Ирина Левонтина составляет толковые словари, пишет монографии о языковой картине мире, участвует в качестве эксперта-лингвиста в знаковых судебных делах. И популяризирует лингвистику, рассказывая о бытовании слов в языке: чем территория отличается от местности, какие значения запрятаны в позволить и разрешить, зачем нам толерантность, если давным-давно есть терпимость. Такие короткие рассказики сами по себе увлекательны:
завораживает сама эта переливчатая, струящаяся ткань языка. Мне бы понять – откуда приходят слова и куда деваются, почему изменяются речевые обыкновения. Это ли, как говорится, не цель?
Цель, да не единственная. На частных вроде бы примерах она объясняет работу языковых механизмов:
Я заметила, что то или иное явление стремительно распространяется в языке чаще всего в том случае, если соблюдены три условия. Во-первых, в языке должно уже существовать что-то подобное: скажем, отдельные выражения такой структуры, зачатки конструкции – пусть и совершенно до поры до времени непродуктивной, – которые помогают языку принять новое явление. Во-вторых, такая конструкция должна быть в другом языке, который активно влияет на наш – не секрет, что в последнее время это прежде всего английский. И наконец, третье и самое главное. Языку должно быть для чего-то нужно это новое явление. Скорее всего, оно отражает изменения в так называемой картине мира. Иначе оно не приживется и уж во всяком случае не распространится со скоростью эпидемии.
В результате мы имеем не просто набор эссе, написанных по поводу и без за последние двадцать лет и зачем-то собранных под одной обложкой, а последовательный рассказ о том, как и зачем меняется язык – «тончайший и мощнейший механизм фиксации, структурирования и трансляции смыслов». Аналогии с Парфеновским «Намедни. Наша эра» не случайны, только вместо собственно политических событий, культурных явлений и примет быта у Левонтиной – их маркеры, слова и грамматические конструкции.
Удачен и композиционный прием: для каждого эссе указан год его написания (от 1999 до 2020), и читатель сам может восстановить течение времени (оказывается «мы стали более лучше одеваться» скоро исполнится десять лет!). А с постоянными экскурсами автора в советскую эпоху диапазон расширяется еще лет на 30-40.

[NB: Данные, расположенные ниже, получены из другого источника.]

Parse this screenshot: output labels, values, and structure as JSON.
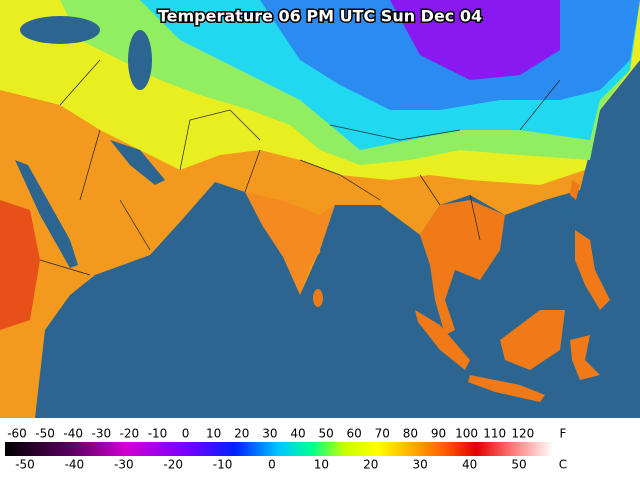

Важное отличие от «Намедни» в том, что Левонтина не ограничивается «полевыми» наблюдениям, но предлагает объяснения – по большей части убедительные и всегда остроумные.
И ее основная максима мне нравится: не мы говорим языком, а язык говорит нами. Впрочем, чуть дальше она оговаривается: Язык существует в виде речи конкретных людей. А люди, увы, часто говорят всякую ерунду.
Ну и что. Тоже интересно.
Напоследок сделаю две оговорки. Во-первых, это не самостоятельный труд, а скорее «новое издание, исправленное и дополненное», и тот, кто читал Русский со словарем или Константы и переменные русской языковой картины мира , найдёт здесь много повторов. Во-вторых, Левонтина придерживается либеральных взглядов и часто рассматривает языковые явления через призму своих убеждений. Мне эта оптика близка и поэтому совершенно не мешает, но я могу предположить, что кому-то ее тексты покажутся избыточно политизированными.